この「偈」というのは「うた」のことですので、「仏さまを讃えるうた」ということになります。私たち真宗の門徒は、仏さまというと阿弥陀さまのことと思われる方が多いのではないでしょうか。しかしここで讃えられている仏さまは阿弥陀さまではありません。このことについてお話しするために、『讃仏偈』が説かれているお経や、説かれている背景についてお話させていただきたいと思います。親鸞聖人が八万四千ともいわれる沢山のお経の中から選び取られたのが『仏説無量寿経』(以下『大経』)・『仏説観無量寿経』・『仏説阿弥陀経』で、浄土真宗が拠り所とする浄土三部経です。この中でも『大経』は最も大切な教えであり、『讃仏偈』はこの『大経』二巻のうちの上巻に述べられています。『大経』には阿弥陀さまがどのようにして仏さまとなられたのかということが説かれています。

「あるとき一人の国王が世自在王仏の説法を聞いて深く感動し自分もこの上ないさとりを開きたいという心をおこされました。そして、国も王位も捨て出家して修行者になり、法蔵と名のられたのです。このとき、法蔵菩薩は師となる世自在王仏の光り輝くお姿を讃え、自らも世自在王仏と同じように智慧と慈悲にあふれた仏になりたいという「うた」を述べられました。つまり、そのうたが『讃仏偈』なのです。そして、法蔵菩薩は五劫という長い間、考えに考え抜いて四十八の誓願を建て、不可思議兆載永劫というはてしなく長いあいだ修行して阿弥陀仏となられたのです。『讃仏偈』はこのような流れのなかで示される、「仏さまを讃えるうた」なのです。」(浄土真宗本願寺派 総合研究所 第一回「讃仏偈」①講座)というように、讃えられているのは世自在王仏で讃えているのはのちに阿弥陀仏となる法蔵菩薩であることがわかります。

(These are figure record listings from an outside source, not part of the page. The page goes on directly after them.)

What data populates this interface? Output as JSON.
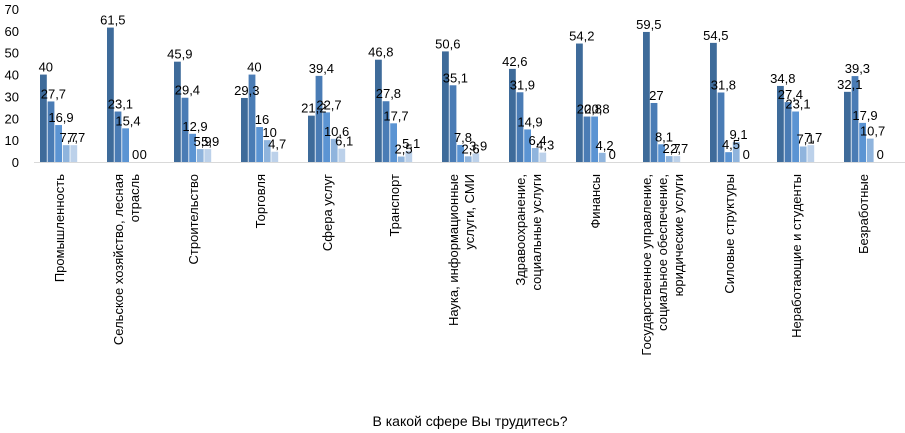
{
  "chart_data": {
    "type": "bar",
    "title": "",
    "xlabel": "В какой сфере Вы трудитесь?",
    "ylabel": "",
    "ylim": [
      0,
      70
    ],
    "yticks": [
      "0",
      "10",
      "20",
      "30",
      "40",
      "50",
      "60",
      "70"
    ],
    "grid": false,
    "legend": "none",
    "categories": [
      [
        "Промышленность"
      ],
      [
        "Сельское хозяйство, лесная",
        "отрасль"
      ],
      [
        "Строительство"
      ],
      [
        "Торговля"
      ],
      [
        "Сфера услуг"
      ],
      [
        "Транспорт"
      ],
      [
        "Наука, информационные",
        "услуги, СМИ"
      ],
      [
        "Здравоохранение,",
        "социальные услуги"
      ],
      [
        "Финансы"
      ],
      [
        "Государственное управление,",
        "социальное обеспечение,",
        "юридические услуги"
      ],
      [
        "Силовые структуры"
      ],
      [
        "Неработающие и студенты"
      ],
      [
        "Безработные"
      ]
    ],
    "series": [
      {
        "name": "s1",
        "color": "#3e6b9a",
        "values": [
          40,
          61.5,
          45.9,
          29.3,
          21.2,
          46.8,
          50.6,
          42.6,
          54.2,
          59.5,
          54.5,
          34.8,
          32.1
        ]
      },
      {
        "name": "s2",
        "color": "#4a7cb5",
        "values": [
          27.7,
          23.1,
          29.4,
          40,
          39.4,
          27.8,
          35.1,
          31.9,
          20.8,
          27,
          31.8,
          27.4,
          39.3
        ]
      },
      {
        "name": "s3",
        "color": "#5b94d3",
        "values": [
          16.9,
          15.4,
          12.9,
          16,
          22.7,
          17.7,
          7.8,
          14.9,
          20.8,
          8.1,
          4.5,
          23.1,
          17.9
        ]
      },
      {
        "name": "s4",
        "color": "#8fb4dd",
        "values": [
          7.7,
          0,
          5.9,
          10,
          10.6,
          2.5,
          2.6,
          6.4,
          4.2,
          2.7,
          9.1,
          7.1,
          10.7
        ]
      },
      {
        "name": "s5",
        "color": "#bcd1ea",
        "values": [
          7.7,
          0,
          5.9,
          4.7,
          6.1,
          5.1,
          3.9,
          4.3,
          0,
          2.7,
          0,
          7.7,
          0
        ]
      }
    ],
    "labels": [
      [
        "40",
        "27,7",
        "16,9",
        "7,7",
        "7,7"
      ],
      [
        "61,5",
        "23,1",
        "15,4",
        "0",
        "0"
      ],
      [
        "45,9",
        "29,4",
        "12,9",
        "5,9",
        "5,9"
      ],
      [
        "29,3",
        "40",
        "16",
        "10",
        "4,7"
      ],
      [
        "21,2",
        "39,4",
        "22,7",
        "10,6",
        "6,1"
      ],
      [
        "46,8",
        "27,8",
        "17,7",
        "2,5",
        "5,1"
      ],
      [
        "50,6",
        "35,1",
        "7,8",
        "2,6",
        "3,9"
      ],
      [
        "42,6",
        "31,9",
        "14,9",
        "6,4",
        "4,3"
      ],
      [
        "54,2",
        "20,8",
        "20,8",
        "4,2",
        "0"
      ],
      [
        "59,5",
        "27",
        "8,1",
        "2,7",
        "2,7"
      ],
      [
        "54,5",
        "31,8",
        "4,5",
        "9,1",
        "0"
      ],
      [
        "34,8",
        "27,4",
        "23,1",
        "7,1",
        "7,7"
      ],
      [
        "32,1",
        "39,3",
        "17,9",
        "10,7",
        "0"
      ]
    ]
  }
}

次に『讃仏偈』に明かされる、世自在王仏の徳を讃える以外の内容についても見てみたいと思います。「光顔巍巍」から「震動大千」までは先に述べた世自在王仏の徳を讃えるところです。

「願我作仏」から「快楽安穏」には法蔵菩薩が自身も世自在王仏のような仏となり、迷いの人々をすべて救いたいという願いが述べられ、「幸仏信明」から「知我心行」では法蔵菩薩が世自在王仏や諸仏に自らの志を認めていただけるよう請い願っています。そして「仮令身止」から「忍終不悔」と結び、法蔵菩薩が求道の決意を述べて締めくくっています。

『讃仏偈』に説かれている「あなたのような仏になりたい」という法蔵菩薩の思いをうけて、専如ご門主は「私たちのちかい」の各々の誓いに「仏さまのように」と結んでおられます。

私たちは『讃仏偈』に明らかにされた、生きとし生けるものすべてを必ず救わずにはおかないという阿弥陀仏の願いに心を寄せて日々を送りたいものです。この『讃仏偈』は節もなく、音程の変化もありません。ゆっくり唱えても五~十分ほどのお勤めです。朝夕にお仏壇に手を合わせるとき、報恩感謝の思いを込めて、お勤めしていただければと思います。そして私たち一人一人から、私たちそれぞれの家庭から、お念仏の声が広く大きく広がっていくことを願い、ご縁を結ばせていただいた皆様と共に人生を送っていく生活を求めていくことが念仏者として大切なことです。